The product rule states:\[\frac{d}{dx}[u(x)v(x)] = u'(x)v(x) + u(x)v'(x)\]In this exercise, we applied the product rule by setting \( u(x) = y \) and \( v(x) = \ln(x^2 + y^2 + 4) \). So, we found the derivative of each individually and then employed the rule:

• Differentiate \( y \) with respect to \( x \), denoted as \( \frac{dy}{dx} \).
• Compute the derivative of \( \ln(x^2 + y^2 + 4) \) using chain rule.

Lastly, substitute these derivatives back into the rule to achieve the left-hand side differentiation, vital for solving implicit equations.

In mathematics, a function is called differentiable if it has a derivative, meaning it can be differentiated at every point in its domain.
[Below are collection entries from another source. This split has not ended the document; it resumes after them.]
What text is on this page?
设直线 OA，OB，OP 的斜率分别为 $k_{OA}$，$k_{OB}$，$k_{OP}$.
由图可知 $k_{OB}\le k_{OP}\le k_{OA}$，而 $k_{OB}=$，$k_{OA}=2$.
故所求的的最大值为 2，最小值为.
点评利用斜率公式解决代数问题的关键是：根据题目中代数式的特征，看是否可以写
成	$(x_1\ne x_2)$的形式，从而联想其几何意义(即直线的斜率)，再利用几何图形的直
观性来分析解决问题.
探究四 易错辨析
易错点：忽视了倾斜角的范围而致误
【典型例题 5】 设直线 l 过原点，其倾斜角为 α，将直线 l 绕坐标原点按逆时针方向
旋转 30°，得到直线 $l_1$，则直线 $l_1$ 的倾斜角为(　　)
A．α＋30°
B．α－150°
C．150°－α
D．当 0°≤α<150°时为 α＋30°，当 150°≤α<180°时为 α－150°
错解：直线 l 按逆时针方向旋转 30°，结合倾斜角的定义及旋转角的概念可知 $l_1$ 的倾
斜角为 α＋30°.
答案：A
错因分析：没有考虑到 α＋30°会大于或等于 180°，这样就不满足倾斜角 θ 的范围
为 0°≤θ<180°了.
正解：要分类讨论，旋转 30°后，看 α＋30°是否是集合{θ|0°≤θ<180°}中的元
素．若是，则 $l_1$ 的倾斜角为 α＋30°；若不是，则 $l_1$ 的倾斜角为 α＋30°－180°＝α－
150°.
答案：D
This guarantee of differentiability is crucial in calculus as it allows us to apply standard rules and theorems, such as those we use in implicit differentiation.

In the given exercise: \[ y \ln (x^2 + y^2 + 4) = 3 \]we assume \( y \) is a differentiable function of \( x \). This assumption means we can perform calculus operations, like derivative computations, reliably. Differentiability guarantees that \( y \) behaves smoothly, without any abrupt changes or breaks in the slope of the function.

Differentiable functions typically arise from continuous functions. Continuity ensures the function does not have gaps or jumps. Therefore, verifying differentiability is the first step before any derivative computations are carried out, ensuring the solution's correctness.

Derivative computation is the process of finding the derivative or rate of change of a function with respect to a variable. In implicit differentiation, this involves taking derivatives of both sides of the equation concerning that variable and handling any mixed derivatives carefully.

From our example, differentiating: \[ y \ln(x^2 + y^2 + 4) = 3 \]requires finding:

• The derivative of \( y \ln(x^2 + y^2 + 4) \), which involves both product rule and chain rule.
• The constant derivative \( \frac{d}{dx}(3) = 0 \), as constants have a zero rate of change.

After computing these derivatives separately, they're compiled into an equation that is solved for \( \frac{dy}{dx} \). The steps of distributing, isolating, and solving are core to evaluating the slope of \( y \) in the original context, despite the complexity of its embedded nature within other functions.

Understanding these computation techniques is crucial for mastering complex differentiation problems in calculus.